Just before 5:00 p.m., I edged my way to the front row of the auditorium, which was packed to capacity. After the last seats were filled, and introductions made, Petrini took the stage, accompanied by The Atlantic's own Corby Kummer, who acted as his translator. It was only when he began to speak that I got it. I finally understood why Petrini is such a sensation.

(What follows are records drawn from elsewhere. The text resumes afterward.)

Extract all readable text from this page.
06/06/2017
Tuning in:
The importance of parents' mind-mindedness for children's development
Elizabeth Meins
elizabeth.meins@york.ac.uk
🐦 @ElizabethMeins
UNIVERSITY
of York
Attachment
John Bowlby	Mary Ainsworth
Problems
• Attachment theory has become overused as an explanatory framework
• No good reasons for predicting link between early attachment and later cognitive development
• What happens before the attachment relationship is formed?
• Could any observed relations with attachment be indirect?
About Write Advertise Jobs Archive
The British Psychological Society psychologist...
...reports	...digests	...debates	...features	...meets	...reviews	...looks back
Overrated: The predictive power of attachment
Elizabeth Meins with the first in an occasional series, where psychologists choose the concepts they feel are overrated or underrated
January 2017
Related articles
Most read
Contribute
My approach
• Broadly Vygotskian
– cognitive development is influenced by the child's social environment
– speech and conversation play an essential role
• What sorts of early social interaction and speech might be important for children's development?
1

He quickly abandoned the formality of the podium and began to stride across the stage, occasionally glancing at small pages of handwritten notes taken from his pocket, but otherwise speaking off the cuff. With the spirit of a rousing revolutionary, Petrini launched into an explanation of the problems we face, and the attitude with which our generation should approach them. He began with a declaration of a disturbing reality that was also a call to arms: It is our responsibility to change the food system—a system that "underlies a monstrous environmental disaster." It is causing our soil to lose its fertility, the planet's biodiversity to plummet, and the number of farmer to dwindle at a rate that will soon leave us with no one to grow our food.
It is hard to get anyone to think about the future without the balance of immediate gratification or a tangible incentive to change, and Slow Food has both sides covered. While warning us in abstract terms about the demise of our food system, Petrini is sure to emphasize the importance of pleasure. Eating sustainably and protecting biodiversity also ensure us a spectrum of culinary delights for our gustatory enjoyment.
This ingredient, the conscientious enjoyment of eating, defines the appeal of Slow Food, but it is also its major weakness. Skeptics have often poked fun at the movement, imagining Petrini and the like enjoying their Parma prosciutto and artisanal cheeses while the real victims of our food system work to scrounge together enough dough to buy a cup of instant noodles. Petrini anticipated these concerns about class, using them to bring up a fundamental myth about our food system: industrialized food is not actually cheap. Whether through the decreasing fertility of our soil or in our health care bills, we are constantly paying for this "cheap food."
This is where things get really serious: At the heart of Petrini's philosophy is the idea of value. The market-driven food system has caused us to lose sight of the worth of a good meal, as well as the energy that goes into producing that meal. Good leftist that he is, Petrini reminded us that the labor of the farmer has been made to seem distant from the price tag we see at the supermarket. This seems to be the most important and most difficult part of Petrini's mission: to get people to step away from consumerism and reinterpret the value of food.
Petrini made this monumental shift seem feasible not only with his oration but also with some concrete reminders. Firstly, he explained that redefining value could be as simple as joining a CSA; invest at the beginning of the season and trust the farmer to deliver weekly installments of vegetables, rather than paying directly for what you see. The CSA system relies upon trust and what Petrini calls "reciprocity" rather than a direct relationship of commodifaction.
He also reminded us that in America this shift away from industrialized food is already progressing. In the past few years we have seen an eruption of food consciousness—microbreweries and farmer's markets across the country, for example. We are moving in the right direction.
Even with all of his impassioned encouragement, the problems Petrini outlined are overwhelming. It's hard to imagine that the small choices we make each day about food could eventually reform the whole system. But that's okay. Petrini explained that this process must happen calmly and slowly. "Transformation is stronger than revolution," he said, "but just as radical. It maintains life, memory, and tradition."